A base::data.frame() that houses an experience study.

measure_sets

A (potentially named) list of measure sets. Only need to specify once if chaining multiple expstudy functions as the measure_sets will be passed as an attribute in results.

na.rm

logical. Should missing values (including NaN) be removed?

.groups

Grouping structure of the result.

"drop_last": dropping the last level of grouping. This was the only supported option before version 1.0.0.
"drop": All levels of grouping are dropped.
"keep": Same grouping structure as .data.
"rowwise": Each row is its own group.

When .groups is not specified, it is chosen based on the number of rows of the results:

If all the results have 1 row, you get "drop_last".
If the number of rows varies, you get "keep" (note that returning a variable number of rows was deprecated in favor of reframe(), which also unconditionally drops all levels of grouping).

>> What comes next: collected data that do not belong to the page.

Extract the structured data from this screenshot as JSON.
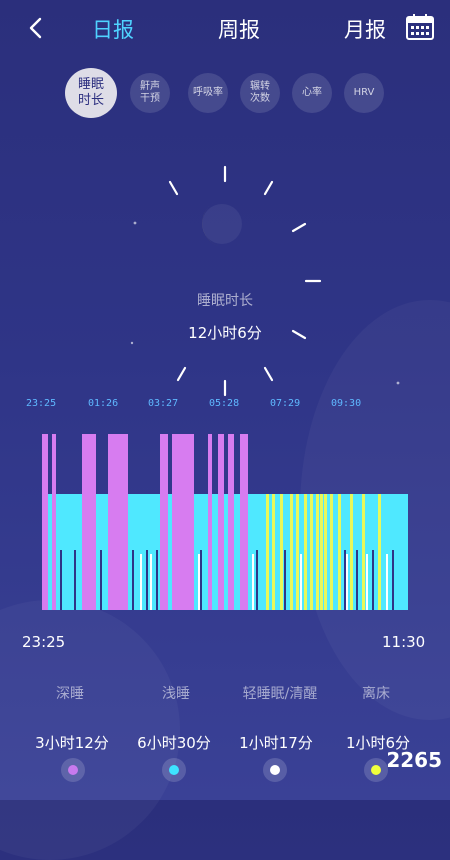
{
  "header": {
    "tabs": [
      {
        "label": "日报",
        "active": true
      },
      {
        "label": "周报",
        "active": false
      },
      {
        "label": "月报",
        "active": false
      }
    ]
  },
  "chips": [
    {
      "label": "睡眠\n时长",
      "active": true
    },
    {
      "label": "鼾声\n干预",
      "active": false
    },
    {
      "label": "呼吸率",
      "active": false
    },
    {
      "label": "辗转\n次数",
      "active": false
    },
    {
      "label": "心率",
      "active": false
    },
    {
      "label": "HRV",
      "active": false
    }
  ],
  "summary": {
    "label": "睡眠时长",
    "value": "12小时6分"
  },
  "timeline": {
    "ticks": [
      "23:25",
      "01:26",
      "03:27",
      "05:28",
      "07:29",
      "09:30"
    ],
    "start": "23:25",
    "end": "11:30"
  },
  "chart_data": {
    "type": "bar",
    "x_start": "23:25",
    "x_end": "11:30",
    "levels": [
      "深睡",
      "浅睡",
      "轻睡眠/清醒"
    ],
    "colors": {
      "深睡": "#d77cf0",
      "浅睡": "#4fe8ff",
      "轻睡眠/清醒": "#e8f85a",
      "离床": "#ffffff"
    }
  },
  "legend": [
    {
      "label": "深睡",
      "duration": "3小时12分",
      "color": "#c87aee"
    },
    {
      "label": "浅睡",
      "duration": "6小时30分",
      "color": "#3ee3ff"
    },
    {
      "label": "轻睡眠/清醒",
      "duration": "1小时17分",
      "color": "#ffffff"
    },
    {
      "label": "离床",
      "duration": "1小时6分",
      "color": "#f0ff3c"
    }
  ],
  "watermark": "2265"
}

In addition, a message informs you of that choice, unless the result is ungrouped, the option "dplyr.summarise.inform" is set to FALSE, or when summarise() is called from a function in a package.

.by

<tidy-select> Optionally, a selection of columns to group by for just this operation, functioning as an alternative to group_by(). For details and examples, see ?dplyr_by.

Value

An object usually of the same type as .data.

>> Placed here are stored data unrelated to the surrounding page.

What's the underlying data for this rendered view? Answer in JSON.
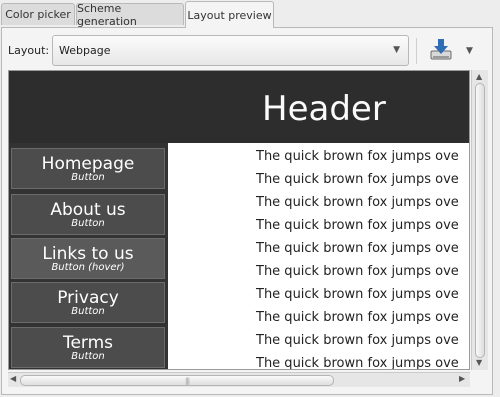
{
  "tabs": [
    {
      "label": "Color picker"
    },
    {
      "label": "Scheme generation"
    },
    {
      "label": "Layout preview"
    }
  ],
  "toolbar": {
    "layout_label": "Layout:",
    "layout_value": "Webpage",
    "dropdown_icon": "chevron-down-icon",
    "save_icon": "download-icon"
  },
  "preview": {
    "header": "Header",
    "nav": [
      {
        "label": "Homepage",
        "sub": "Button"
      },
      {
        "label": "About us",
        "sub": "Button"
      },
      {
        "label": "Links to us",
        "sub": "Button (hover)"
      },
      {
        "label": "Privacy",
        "sub": "Button"
      },
      {
        "label": "Terms",
        "sub": "Button"
      }
    ],
    "body_lines": [
      "The quick brown fox jumps ove",
      "The quick brown fox jumps ove",
      "The quick brown fox jumps ove",
      "The quick brown fox jumps ove",
      "The quick brown fox jumps ove",
      "The quick brown fox jumps ove",
      "The quick brown fox jumps ove",
      "The quick brown fox jumps ove",
      "The quick brown fox jumps ove",
      "The quick brown fox jumps ove"
    ]
  },
  "colors": {
    "header_bg": "#2d2d2d",
    "button_bg": "#4c4c4c",
    "content_bg": "#ffffff"
  }
}
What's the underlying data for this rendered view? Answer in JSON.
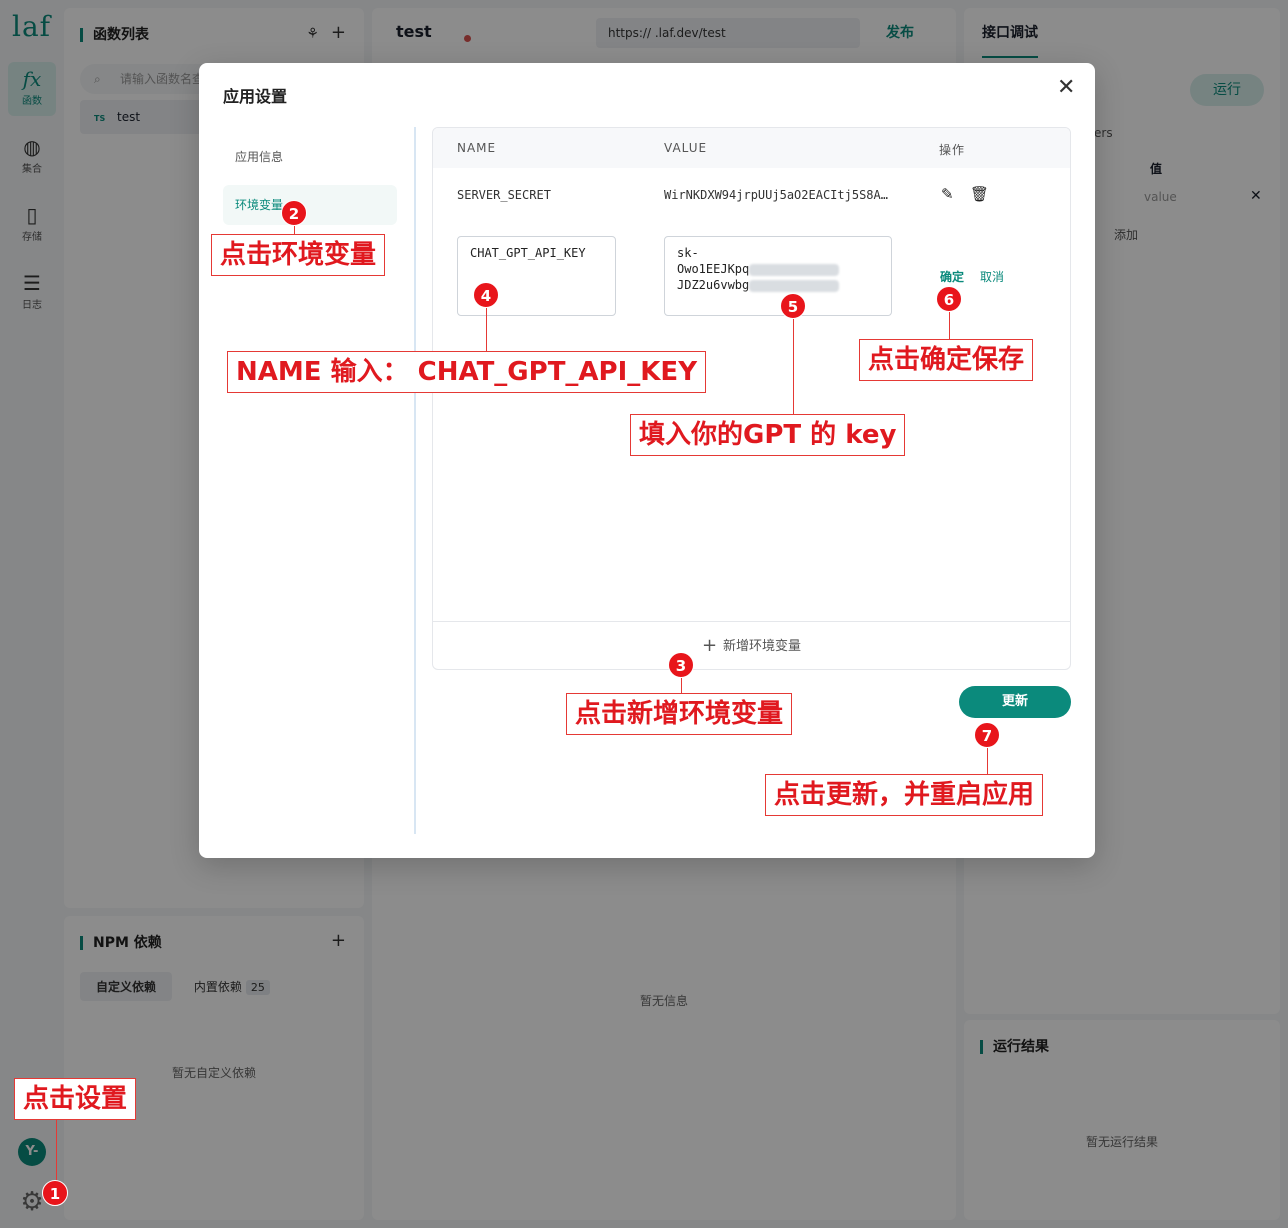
{
  "nav": {
    "logo": "laf",
    "items": [
      {
        "label": "函数",
        "icon": "fx"
      },
      {
        "label": "集合",
        "icon": "◍"
      },
      {
        "label": "存储",
        "icon": "▯"
      },
      {
        "label": "日志",
        "icon": "☰"
      }
    ],
    "avatar": "Y-"
  },
  "functions": {
    "title": "函数列表",
    "search_placeholder": "请输入函数名查",
    "items": [
      {
        "tag": "TS",
        "name": "test"
      }
    ]
  },
  "npm": {
    "title": "NPM 依赖",
    "tab_custom": "自定义依赖",
    "tab_builtin": "内置依赖",
    "builtin_count": "25",
    "empty": "暂无自定义依赖"
  },
  "editor": {
    "title": "test",
    "url": "https://       .laf.dev/test",
    "publish": "发布",
    "empty": "暂无信息"
  },
  "debug": {
    "tab": "接口调试",
    "run": "运行",
    "params_label": "ers",
    "col_value": "值",
    "value_placeholder": "value",
    "add": "添加"
  },
  "result": {
    "title": "运行结果",
    "empty": "暂无运行结果"
  },
  "modal": {
    "title": "应用设置",
    "menu": [
      "应用信息",
      "环境变量"
    ],
    "table": {
      "col_name": "NAME",
      "col_value": "VALUE",
      "col_action": "操作",
      "rows": [
        {
          "name": "SERVER_SECRET",
          "value": "WirNKDXW94jrpUUj5aO2EACItj5S8A..."
        }
      ],
      "editing": {
        "name": "CHAT_GPT_API_KEY",
        "value_line1": "sk-",
        "value_line2": "Owo1EEJKpq",
        "value_line3": "JDZ2u6vwbg"
      },
      "confirm": "确定",
      "cancel": "取消"
    },
    "add_env": "新增环境变量",
    "update": "更新"
  },
  "annotations": [
    {
      "num": "1",
      "text": "点击设置"
    },
    {
      "num": "2",
      "text": "点击环境变量"
    },
    {
      "num": "3",
      "text": "点击新增环境变量"
    },
    {
      "num": "4",
      "text": "NAME 输入： CHAT_GPT_API_KEY"
    },
    {
      "num": "5",
      "text": "填入你的GPT 的 key"
    },
    {
      "num": "6",
      "text": "点击确定保存"
    },
    {
      "num": "7",
      "text": "点击更新，并重启应用"
    }
  ]
}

The rows come from the underlying group_keys().
The columns are a combination of the grouping keys and the summary expressions that you provide.
The grouping structure is controlled by the .groups= argument, the output may be another grouped_df, a tibble or a rowwise data frame.
Data frame attributes are not preserved, because summarise() fundamentally creates a new data frame.

Naming convention

expstudy uses a naming convention where some functions are prefixed by the underling dplyr verb. The purpose of this is to associate the resulting structure of the expstudy function with a very similar output as what the dplyr function would produce. Note that the intention here is not replace all dplyr use cases but instead add specific functionality to streamline routine experience study analyses.

Examples

mortexp |>
  dplyr::group_by(
    UNDERWRITING_CLASS
  ) |>
  summarise_measures()
#> # A tibble: 3 × 9
#>   UNDERWRITING_CLASS MORT_ACTUAL_CNT MORT_EXPOSURE_CNT MORT_EXPECTED_CNT
#> * <fct>                        <dbl>             <dbl>             <dbl>
#> 1 PREFERRED                       35             1428.              26.4
#> 2 SELECT                          68             3460.              61.1
#> 3 STANDARD                       212             9408.             169. 
#> # ℹ 5 more variables: MORT_VARIANCE_CNT <dbl>, MORT_ACTUAL_AMT <dbl>,
#> #   MORT_EXPOSURE_AMT <dbl>, MORT_EXPECTED_AMT <dbl>, MORT_VARIANCE_AMT <dbl>